Terms such as “lefty lawyers” and “activist blob of leftwing lawyers” are “frequently employed in discussions on immigration and asylum matters and practitioners”, the Immigration Lawyers Practitioners’ Association (ILPA) said.

On August 8 the Home Office announced it was establishing a taskforce to crack down on “crooked lawyers” who coach “illegal migrants to lie” after the Daily Mail reported that a handful of lawyers were doing so.

Home Secretary Suella Braverman and Prime Minister Rishi Sunak (PA)

The following week the ILPA wrote to the Home Secretary and Prime Minister, warning that “practitioners representing migrants find themselves targeted”.
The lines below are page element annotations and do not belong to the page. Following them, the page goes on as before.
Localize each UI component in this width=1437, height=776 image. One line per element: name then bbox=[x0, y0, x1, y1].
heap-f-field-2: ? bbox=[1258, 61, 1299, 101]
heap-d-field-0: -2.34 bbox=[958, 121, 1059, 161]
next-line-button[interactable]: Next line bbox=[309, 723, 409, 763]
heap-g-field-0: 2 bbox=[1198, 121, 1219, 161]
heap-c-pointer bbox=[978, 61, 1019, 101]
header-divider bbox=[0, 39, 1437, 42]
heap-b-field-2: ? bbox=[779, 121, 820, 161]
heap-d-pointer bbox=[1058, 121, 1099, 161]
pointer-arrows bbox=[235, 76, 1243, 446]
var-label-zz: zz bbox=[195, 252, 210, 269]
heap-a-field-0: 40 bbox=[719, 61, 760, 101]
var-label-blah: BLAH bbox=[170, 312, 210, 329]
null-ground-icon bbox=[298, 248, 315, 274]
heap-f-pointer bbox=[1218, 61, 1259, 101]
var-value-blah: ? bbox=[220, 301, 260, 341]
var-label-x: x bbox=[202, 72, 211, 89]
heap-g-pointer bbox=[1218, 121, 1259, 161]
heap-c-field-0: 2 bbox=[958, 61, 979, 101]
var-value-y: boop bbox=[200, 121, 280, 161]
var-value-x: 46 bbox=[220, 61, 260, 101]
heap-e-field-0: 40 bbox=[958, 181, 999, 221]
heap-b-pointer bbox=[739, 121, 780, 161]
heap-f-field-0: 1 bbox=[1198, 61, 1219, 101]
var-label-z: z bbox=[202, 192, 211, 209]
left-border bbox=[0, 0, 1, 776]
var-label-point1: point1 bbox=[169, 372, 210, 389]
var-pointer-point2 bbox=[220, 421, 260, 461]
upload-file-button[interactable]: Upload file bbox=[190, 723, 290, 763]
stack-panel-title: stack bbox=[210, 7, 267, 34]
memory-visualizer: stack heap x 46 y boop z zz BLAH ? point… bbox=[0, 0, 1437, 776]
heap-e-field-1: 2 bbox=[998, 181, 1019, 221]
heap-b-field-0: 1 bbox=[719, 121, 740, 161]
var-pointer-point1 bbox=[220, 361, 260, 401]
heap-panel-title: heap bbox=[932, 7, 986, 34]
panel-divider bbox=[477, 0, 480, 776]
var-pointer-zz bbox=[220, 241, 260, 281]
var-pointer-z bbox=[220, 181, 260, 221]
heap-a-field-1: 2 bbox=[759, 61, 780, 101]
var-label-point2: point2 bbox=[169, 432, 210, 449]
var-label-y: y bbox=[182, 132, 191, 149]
“Lawyers must be allowed to perform their professional duties without fear for their safety and with the appropriate safeguards should their security be threatened or compromised,” the letter said.

In response the Home Office said it “regularly” reviews language it uses around “emotive” topics of asylum and immigration.

But Mr Makhlouf said that’s “laughable”.

“The Home Office has over recent months, if not years, taken a much more strident position on social media…making sweeping judgments about categories of asylum seekers.

“We’re worried that people will believe the rhetoric.”

He said that BID had received threatening letters from the public when attempted removals of asylum seekers to Rwanda were being made by the Government, and lawyers “were then being attacked for taking the cases to court”.

“We know that while asylum seekers are made the focus of attack, that lawyers are certainly put at the forefront of responsibility,” he said, adding that staff are “careful” about who they let into their London office.

Mrs McKenzie said she still feels unsafe.

“I’m still security conscious. I’m still altering routes and looking around me when I leave my house and particularly when I leave the office quite late.

“It’s absolutely appalling that just for doing our jobs we now have to have security measures and briefings from the police and security companies.

“This is unacceptable in Britain.”

Suella Braverman visited Rwanda earlier this year (PA Archive)

Zoe Bantleman, ILPA legal director, said: “We are aware of a number of ILPA members who have been subject to threats and abuse while seeking to defend the rights of migrants and people seeking asylum.

“We urge senior members of the Government, including the Prime Minister and Home Secretary, to lead by example, to change their rhetoric so that practitioners representing some of the most vulnerable in society can carry out their professional obligations without fear for their safety."

A Home Office spokesperson said: “While the majority of lawyers act with integrity –  we know that some are lying to help illegal migrants game the system. It is not right or fair on those who play by the rules.

“It is unacceptable that lawyers are being threatened for doing their job and we urge anyone who has been targeted to report it to the police.”